Dimanche 2  septembre 2018 ; 22° ordinaire b : Marc 7 ;1-8,14-15,21-23.

                                   Pendant que Jésus s’affaire avec la foule, en guérissant les malades et en enseignant, les disciples se restaurent. Et ils sont pris en flagrant délit de ne pas s’être lavé les mains avant le repas…

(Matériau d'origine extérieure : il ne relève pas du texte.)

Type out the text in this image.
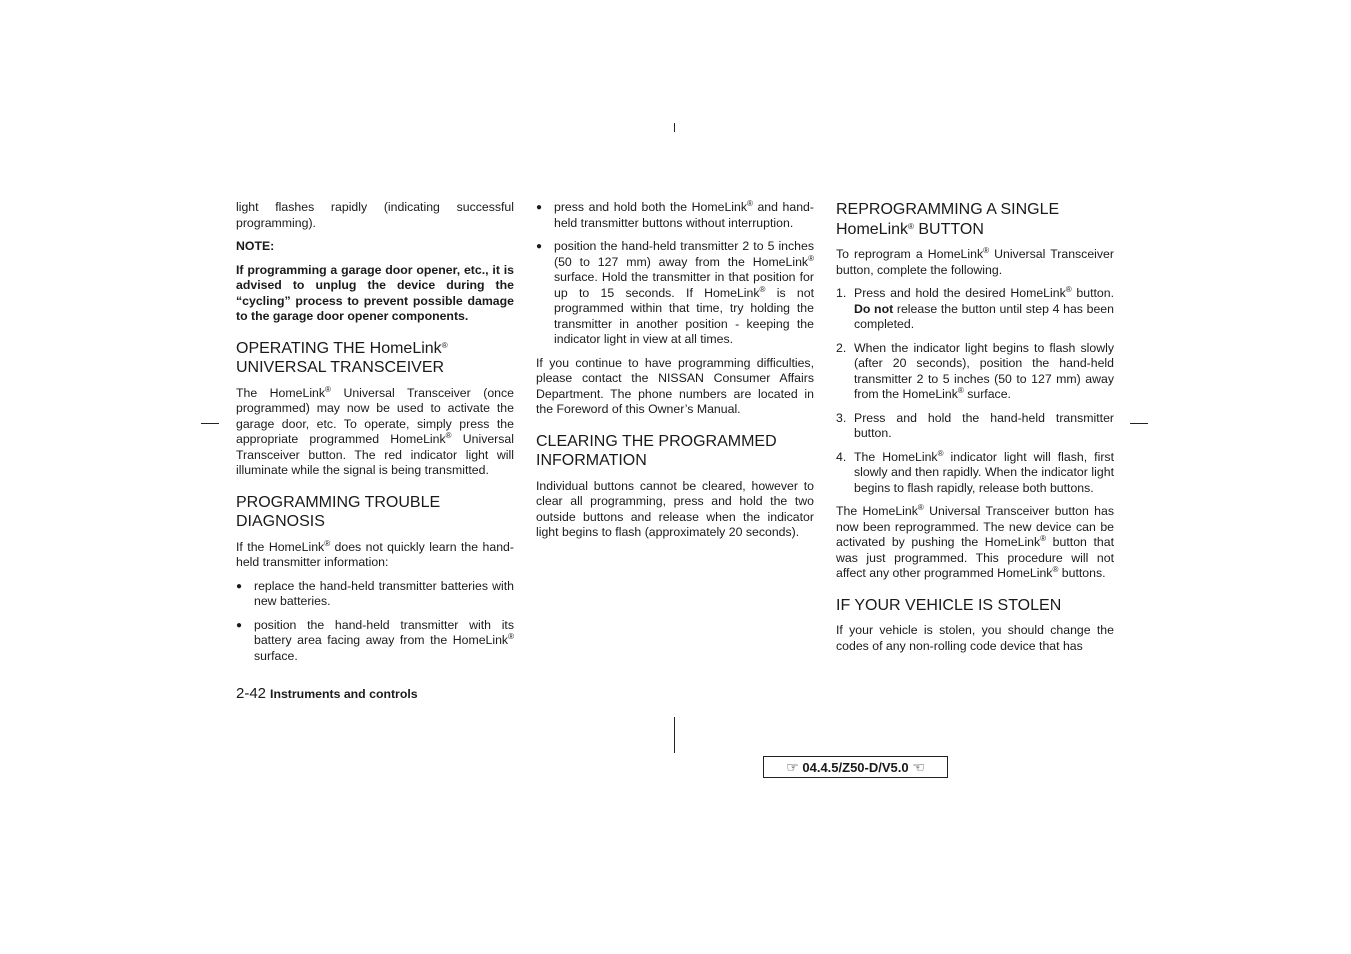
light flashes rapidly (indicating successful programming).

NOTE:

If programming a garage door opener, etc., it is advised to unplug the device during the “cycling” process to prevent possible damage to the garage door opener components.

OPERATING THE HomeLink®
UNIVERSAL TRANSCEIVER

The HomeLink® Universal Transceiver (once programmed) may now be used to activate the garage door, etc. To operate, simply press the appropriate programmed HomeLink® Universal Transceiver button. The red indicator light will illuminate while the signal is being transmitted.

PROGRAMMING TROUBLE DIAGNOSIS

If the HomeLink® does not quickly learn the hand-held transmitter information:

● replace the hand-held transmitter batteries with new batteries.
● position the hand-held transmitter with its battery area facing away from the HomeLink® surface.
● press and hold both the HomeLink® and hand-held transmitter buttons without interruption.
● position the hand-held transmitter 2 to 5 inches (50 to 127 mm) away from the HomeLink® surface. Hold the transmitter in that position for up to 15 seconds. If HomeLink® is not programmed within that time, try holding the transmitter in another position - keeping the indicator light in view at all times.

If you continue to have programming difficulties, please contact the NISSAN Consumer Affairs Department. The phone numbers are located in the Foreword of this Owner’s Manual.

CLEARING THE PROGRAMMED INFORMATION

Individual buttons cannot be cleared, however to clear all programming, press and hold the two outside buttons and release when the indicator light begins to flash (approximately 20 seconds).

REPROGRAMMING A SINGLE
HomeLink® BUTTON

To reprogram a HomeLink® Universal Transceiver button, complete the following.

1. Press and hold the desired HomeLink® button. Do not release the button until step 4 has been completed.
2. When the indicator light begins to flash slowly (after 20 seconds), position the hand-held transmitter 2 to 5 inches (50 to 127 mm) away from the HomeLink® surface.
3. Press and hold the hand-held transmitter button.
4. The HomeLink® indicator light will flash, first slowly and then rapidly. When the indicator light begins to flash rapidly, release both buttons.

The HomeLink® Universal Transceiver button has now been reprogrammed. The new device can be activated by pushing the HomeLink® button that was just programmed. This procedure will not affect any other programmed HomeLink® buttons.

IF YOUR VEHICLE IS STOLEN

If your vehicle is stolen, you should change the codes of any non-rolling code device that has

2-42 Instruments and controls
☞ 04.4.5/Z50-D/V5.0 ☜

          Nous aussi, nous avons des coutumes ! Dès le plus jeune âge, on apprend aux enfants, à se laver les mains avant de se mettre à table : ce qui se comprend pour des raisons hygiéniques ! Et notre messe a aussi ses rites ! Le prêtre ce lave les mains, après l’offertoire. Ce qui se comprenait il y a quelques années, quand les fidèles apportaient à l’autel les fruits de la terre et de leur travail : du vin, un morceau de viande fraîche, des légumes tout juste sortis de la terre… mais depuis que l’offertoire nature a été remplacé par la quête, le prêtre ne touchant plus les offrandes, le rite du « lavabo » avait perdu sa raison d’être… Et pourtant on a gardé ce rite dans la messe. Mais il s’est amenuisé jusqu’à devenir quelques gouttes d’eau mouillant les deux doigts du prêtre qui allait saisir la blanche hostie… et le prêtre accomplissant ce rite dit : « lave moi de mes fautes, purifie-moi de mes péchés. »

          Pourquoi a-t-on gardé ce rite qui n’est pas obligatoire ? Comme vous l’avez remarqué, car rien ne vous échappe : notre rituel de la messe est ponctué de cinq supplications : seigneur prend pitié ; purifie mon cœur et mes lèvres pour que je proclame dignement en cet évangile, disent le prêtre ou le diacre ; agneau de Dieu prend pitié de nous ; et encore : seigneur je ne suis pas digne de recevoir mais dis seulement une parole je serai guéri… à tout cela s’ajoute le rite du « lavabo » …

          Cinq rites pénitentiels, pour ne pas tomber sous le coup de la condamnation de Jésus : « ce peuple m’honore des lèvres ; mais son cœur est loin de moi ».

                              Mais en quoi consiste la pureté ? Au sens biblique, c’est l’aptitude à se laisser approcher par Dieu et ensuite à s’approcher de Dieu. Et puisque Dieu est amour et miséricorde, la pureté s’acquiert quand on adopte une disposition du cœur : celle de l’amour et de la miséricorde. Avec Jésus le christianisme est la religion du cœur.

          Jésus nous invite à un examen de conscience. Le travail du dimanche et l’ouverture des commerces empêche-t-il de consacrer ce jour à Dieu ? Un prêtre ou une religieuse sans signes distinctifs en sont-ils moins consacrés ? Il y a même des chrétiens qui reprochent à notre pape François, avec sa simplicité, de désacraliser la fonction pontificale… Hypocrite, nous dit Jésus. Si nous réduisons la vie du croyant à ces pratiques extérieures de rite de gestes et de paroles… L’essentiel se joue dans la disposition du cœur.

          C’est ce que Jésus nous a appris à demander avec le Notre Père : Pere, pardonne-nous, toi qui n’est qu’amour et miséricorde, puisque, bien que pêcheurs, il nous arrive de pardonner à nos frères…

          Nous sommes ce lien d’amour avec Dieu.